Nach dem Urteil des Bundesverfassungsgerichts, das den Berliner Mietendeckel gekippt hat, rief seinerseits RIO zu Arbeitsniederlegungen gegen Mieterhöhungen auf, forderte aber im nächsten Atemzug die Regierung auf, Mietern, die Miete nachzahlen mussten, Geld zu geben und Unternehmen, die Rückzahlungen verlangen, „massiv zu besteuern“ (Klasse gegen Klasse, 16. April). Da es aber keine Mietpreisbegrenzung gibt, würde dies in Form von neuen Mieterhöhungen weitergegeben werden. Beim Volksentscheid konzentriert sich RIO auf die Forderung nach entschädigungsloser Enteignung der Immobiliengesellschaften. Revolutionäre sind natürlich dagegen, auch nur einen Euro an diese Schmarotzer zu zahlen. Doch die Verfassungsklausel, auf die sich dieses Referendum stützt, verpflichtet zu einer Entschädigung.

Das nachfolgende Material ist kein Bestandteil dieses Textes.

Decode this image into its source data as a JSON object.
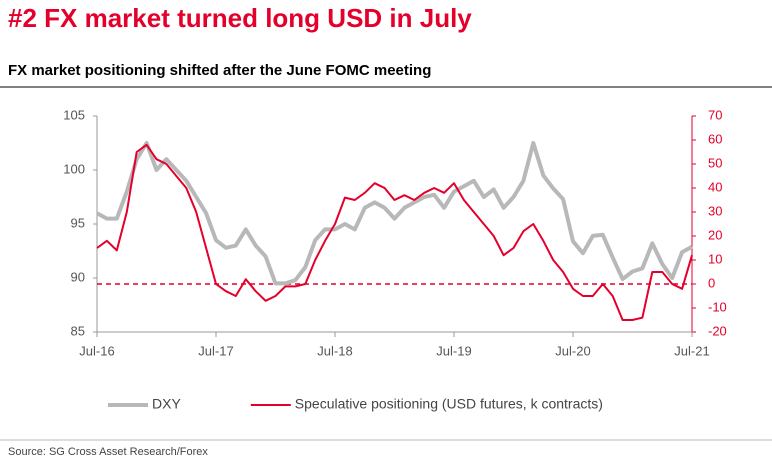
{
  "chart_data": {
    "type": "line",
    "title": "#2 FX market turned long USD in July",
    "subtitle": "FX market positioning shifted after the June FOMC meeting",
    "source": "Source: SG Cross Asset Research/Forex",
    "categories": [
      "Jul-16",
      null,
      null,
      null,
      null,
      null,
      null,
      null,
      null,
      null,
      null,
      null,
      "Jul-17",
      null,
      null,
      null,
      null,
      null,
      null,
      null,
      null,
      null,
      null,
      null,
      "Jul-18",
      null,
      null,
      null,
      null,
      null,
      null,
      null,
      null,
      null,
      null,
      null,
      "Jul-19",
      null,
      null,
      null,
      null,
      null,
      null,
      null,
      null,
      null,
      null,
      null,
      "Jul-20",
      null,
      null,
      null,
      null,
      null,
      null,
      null,
      null,
      null,
      null,
      null,
      "Jul-21"
    ],
    "series": [
      {
        "name": "DXY",
        "color": "#b8b8b8",
        "axis": "y",
        "values": [
          96,
          95.5,
          95.5,
          98,
          101,
          102.5,
          100,
          101,
          100,
          99,
          97.5,
          96,
          93.5,
          92.8,
          93,
          94.5,
          93,
          92,
          89.5,
          89.5,
          89.8,
          91,
          93.5,
          94.5,
          94.5,
          95,
          94.5,
          96.5,
          97,
          96.5,
          95.5,
          96.5,
          97,
          97.5,
          97.7,
          96.5,
          98,
          98.5,
          99,
          97.5,
          98.2,
          96.5,
          97.5,
          99,
          102.5,
          99.5,
          98.3,
          97.3,
          93.4,
          92.3,
          93.9,
          94,
          91.9,
          89.9,
          90.6,
          90.9,
          93.2,
          91.3,
          90,
          92.4,
          92.9
        ]
      },
      {
        "name": "Speculative positioning (USD futures, k contracts)",
        "color": "#e4002b",
        "axis": "y2",
        "values": [
          15,
          18,
          14,
          30,
          55,
          58,
          52,
          50,
          45,
          40,
          30,
          15,
          0,
          -3,
          -5,
          2,
          -3,
          -7,
          -5,
          -1,
          -1,
          0,
          10,
          18,
          25,
          36,
          35,
          38,
          42,
          40,
          35,
          37,
          35,
          38,
          40,
          38,
          42,
          35,
          30,
          25,
          20,
          12,
          15,
          22,
          25,
          18,
          10,
          5,
          -2,
          -5,
          -5,
          0,
          -5,
          -15,
          -15,
          -14,
          5,
          5,
          0,
          -2,
          12
        ]
      }
    ],
    "ylim": [
      85,
      105
    ],
    "yticks": [
      85,
      90,
      95,
      100,
      105
    ],
    "y2lim": [
      -20,
      70
    ],
    "y2ticks": [
      -20,
      -10,
      0,
      10,
      20,
      30,
      40,
      50,
      60,
      70
    ],
    "y2color": "#e4002b",
    "reference_line": {
      "axis": "y2",
      "value": 0,
      "color": "#e4002b",
      "style": "dashed"
    },
    "legend": "bottom"
  }
}
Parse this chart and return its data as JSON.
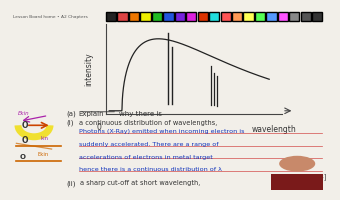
{
  "bg_color": "#f2efe9",
  "toolbar_bg": "#ddd8d0",
  "graph": {
    "x_label": "wavelength",
    "y_label": "intensity",
    "origin_label": "0"
  },
  "toolbar_text": "Lesson Board home • A2 Chapters",
  "marker_colors": [
    "#222222",
    "#444444",
    "#cc2222",
    "#dd6600",
    "#dddd00",
    "#22aa22",
    "#2244cc",
    "#6622cc",
    "#cc22cc",
    "#cc2200",
    "#22cccc",
    "#cc4444",
    "#ff8844",
    "#ffee44",
    "#44ee44",
    "#4488ff",
    "#ee44ff",
    "#aaaaaa",
    "#555555"
  ],
  "question_text": "(a)   Explain why there is",
  "sub_i": "(i)    a continuous distribution of wavelengths,",
  "answer1": "Photons (X-Ray) emitted when incoming electron is",
  "answer2": "suddenly accelerated. There are a range of",
  "answer3": "accelerations of electrons in metal target",
  "answer4": "hence there is a continuous distribution of λ",
  "mark": "[3]",
  "sub_ii": "(ii)   a sharp cut-off at short wavelength,",
  "left_labels": [
    "Ekin",
    "O",
    "O",
    "O"
  ],
  "person_color": "#7a1a1a"
}
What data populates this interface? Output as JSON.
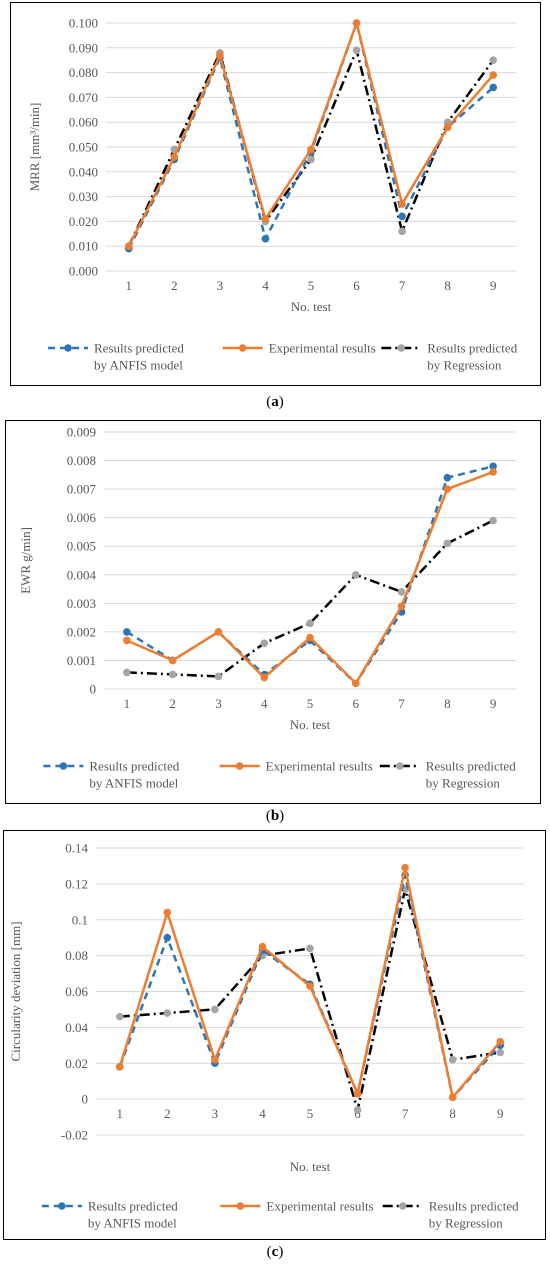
{
  "figure": {
    "captions": [
      "a",
      "b",
      "c"
    ]
  },
  "colors": {
    "anfis": "#2E75B6",
    "experimental": "#ED7D31",
    "regression_line": "#000000",
    "regression_marker": "#A5A5A5",
    "grid": "#D9D9D9",
    "text": "#595959"
  },
  "chart_data": [
    {
      "type": "line",
      "xlabel": "No. test",
      "ylabel": "MRR [mm³/min]",
      "categories": [
        "1",
        "2",
        "3",
        "4",
        "5",
        "6",
        "7",
        "8",
        "9"
      ],
      "ylim": [
        0,
        0.1
      ],
      "yticks": [
        "0.000",
        "0.010",
        "0.020",
        "0.030",
        "0.040",
        "0.050",
        "0.060",
        "0.070",
        "0.080",
        "0.090",
        "0.100"
      ],
      "ytick_values": [
        0,
        0.01,
        0.02,
        0.03,
        0.04,
        0.05,
        0.06,
        0.07,
        0.08,
        0.09,
        0.1
      ],
      "grid": true,
      "legend_position": "bottom",
      "series": [
        {
          "name": "Results predicted by ANFIS model",
          "legend_lines": [
            "Results predicted",
            "by ANFIS model"
          ],
          "values": [
            0.009,
            0.045,
            0.086,
            0.013,
            0.048,
            0.1,
            0.022,
            0.058,
            0.074
          ]
        },
        {
          "name": "Experimental results",
          "legend_lines": [
            "Experimental results"
          ],
          "values": [
            0.01,
            0.046,
            0.087,
            0.021,
            0.049,
            0.1,
            0.027,
            0.058,
            0.079
          ]
        },
        {
          "name": "Results predicted by Regression",
          "legend_lines": [
            "Results predicted",
            "by Regression"
          ],
          "values": [
            0.01,
            0.049,
            0.088,
            0.02,
            0.045,
            0.089,
            0.016,
            0.06,
            0.085
          ]
        }
      ]
    },
    {
      "type": "line",
      "xlabel": "No. test",
      "ylabel": "EWR g/min]",
      "categories": [
        "1",
        "2",
        "3",
        "4",
        "5",
        "6",
        "7",
        "8",
        "9"
      ],
      "ylim": [
        0,
        0.009
      ],
      "yticks": [
        "0",
        "0.001",
        "0.002",
        "0.003",
        "0.004",
        "0.005",
        "0.006",
        "0.007",
        "0.008",
        "0.009"
      ],
      "ytick_values": [
        0,
        0.001,
        0.002,
        0.003,
        0.004,
        0.005,
        0.006,
        0.007,
        0.008,
        0.009
      ],
      "grid": true,
      "legend_position": "bottom",
      "series": [
        {
          "name": "Results predicted by ANFIS model",
          "legend_lines": [
            "Results predicted",
            "by ANFIS model"
          ],
          "values": [
            0.002,
            0.001,
            0.002,
            0.0005,
            0.0017,
            0.0002,
            0.0027,
            0.0074,
            0.0078
          ]
        },
        {
          "name": "Experimental results",
          "legend_lines": [
            "Experimental results"
          ],
          "values": [
            0.0017,
            0.001,
            0.002,
            0.0004,
            0.0018,
            0.0002,
            0.0029,
            0.007,
            0.0076
          ]
        },
        {
          "name": "Results predicted by Regression",
          "legend_lines": [
            "Results predicted",
            "by Regression"
          ],
          "values": [
            0.00058,
            0.00051,
            0.00044,
            0.0016,
            0.0023,
            0.004,
            0.0034,
            0.0051,
            0.0059
          ]
        }
      ]
    },
    {
      "type": "line",
      "xlabel": "No. test",
      "ylabel": "Circularity deviation [mm]",
      "categories": [
        "1",
        "2",
        "3",
        "4",
        "5",
        "6",
        "7",
        "8",
        "9"
      ],
      "ylim": [
        -0.02,
        0.14
      ],
      "yticks": [
        "-0.02",
        "0",
        "0.02",
        "0.04",
        "0.06",
        "0.08",
        "0.1",
        "0.12",
        "0.14"
      ],
      "ytick_values": [
        -0.02,
        0,
        0.02,
        0.04,
        0.06,
        0.08,
        0.1,
        0.12,
        0.14
      ],
      "grid": true,
      "legend_position": "bottom",
      "series": [
        {
          "name": "Results predicted by ANFIS model",
          "legend_lines": [
            "Results predicted",
            "by ANFIS model"
          ],
          "values": [
            0.018,
            0.09,
            0.02,
            0.083,
            0.064,
            0.003,
            0.125,
            0.001,
            0.03
          ]
        },
        {
          "name": "Experimental results",
          "legend_lines": [
            "Experimental results"
          ],
          "values": [
            0.018,
            0.104,
            0.022,
            0.085,
            0.063,
            0.003,
            0.129,
            0.001,
            0.032
          ]
        },
        {
          "name": "Results predicted by Regression",
          "legend_lines": [
            "Results predicted",
            "by Regression"
          ],
          "values": [
            0.046,
            0.048,
            0.05,
            0.08,
            0.084,
            -0.006,
            0.117,
            0.022,
            0.026
          ]
        }
      ]
    }
  ]
}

In ihrer Propaganda ruft RIO den DGB dazu auf, „ein Recht auf Wohnen [zu] erstreiken“ (Klasse gegen Klasse, 2. September). Als ob das so einfach wäre. In einem anderen Beitrag fordert sie „keine Profite mit der Miete“ und ein „massive[s] Programm des sozialen Wohnungsbaus, finanziert aus Vermögenssteuern und den Profiten der großen Immobilienkonzerne“ (Klasse gegen Klasse, 8. September). Dies ist die übliche „Reichensteuer“-Rhetorik, die alle Reformisten und bürgerlichen „Fortschrittlern“ gemeinsam ist. Und da das Volksbegehren für eine kommunale Übernahme von etwa einem Siebtel des Berliner Wohnungsbestandes von der Landesregierung umgesetzt werden müsste, läuft der Aufruf von RIO, obwohl mit etwas kämpferischerer Sprache, wie der von SAV, SOL und ArbeiterInnenmacht, auf eine Drucktaktik gegenüber der Volksfront hinaus.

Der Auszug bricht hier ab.